産経新聞 2022/2/16
北京冬季五輪が開催される中、中国によるウイグル人への深刻な人権侵害について市民の理解を深めてもらおうと、日本ウイグル協会(東京都)の関係者らが16日、千葉市中央図書館(同市中央区)を訪れ、現地での実態を告発する書籍を市に寄贈した。今年度中に市内の図書館や公民館などに並ぶ見通しで、同協会の于田(うだ)ケリム会長は「できるだけ多くの方々の応援をいただきたい」と話した。
寄贈された書籍は、清水ともみ著『私の身に起きたこと とあるウイグル人女性の証言』(季節社)。ウイグル人の証言に基づき、中国による弾圧を告発するノンフィクション漫画で、子供でも読みやすい内容となっている。計33冊が贈られた。

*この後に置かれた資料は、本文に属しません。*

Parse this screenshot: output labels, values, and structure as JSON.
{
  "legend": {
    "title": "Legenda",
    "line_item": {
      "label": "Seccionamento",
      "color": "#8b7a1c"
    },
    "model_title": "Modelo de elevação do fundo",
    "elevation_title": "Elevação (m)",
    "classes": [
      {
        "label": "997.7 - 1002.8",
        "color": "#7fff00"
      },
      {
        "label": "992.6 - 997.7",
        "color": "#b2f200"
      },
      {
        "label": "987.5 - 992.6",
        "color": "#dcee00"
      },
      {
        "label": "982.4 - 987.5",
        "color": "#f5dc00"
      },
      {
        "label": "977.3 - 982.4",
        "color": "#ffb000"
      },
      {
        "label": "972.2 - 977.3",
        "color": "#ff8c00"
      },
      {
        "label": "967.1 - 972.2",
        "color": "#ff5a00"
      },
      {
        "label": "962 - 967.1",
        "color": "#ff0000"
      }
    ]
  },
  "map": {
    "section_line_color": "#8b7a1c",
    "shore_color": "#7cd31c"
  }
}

市教委によると、市の図書館は分館を含めて15カ所、公民館の図書室が21カ所ある。このうち既に所蔵されている3カ所以外の33カ所に、本を保護するための処置を済ませた上で、それぞれ配架される。
寄贈式には、いずれも県内在住の于田氏と同協会副会長のハリマト・ローズ氏のほか、同市議会自由民主党・無所属の会所属の桜井崇、伊藤隆広両氏が同席。
于田氏は「日本のメディアもウイグルのことを報じているが、まだ何が起きたか分かっていない人も多い」と図書館側の対応に感謝の意を表した。
これに対し、市教委中央図書館情報資料課の山崎克彦課長は、「図書館は国民の知る拠点としての役割を持つ。いろいろな視点の本を置かせていただき、市民の方に公平な目で見てもらう意味で寄贈を受けた」と応じた。
同市議会は昨年6月、ウイグル人などの自由や基本的人権の尊重、法の支配などの保障を求める意見書を賛成多数で可決。ただ、最大会派の自民党と公明党は反対した。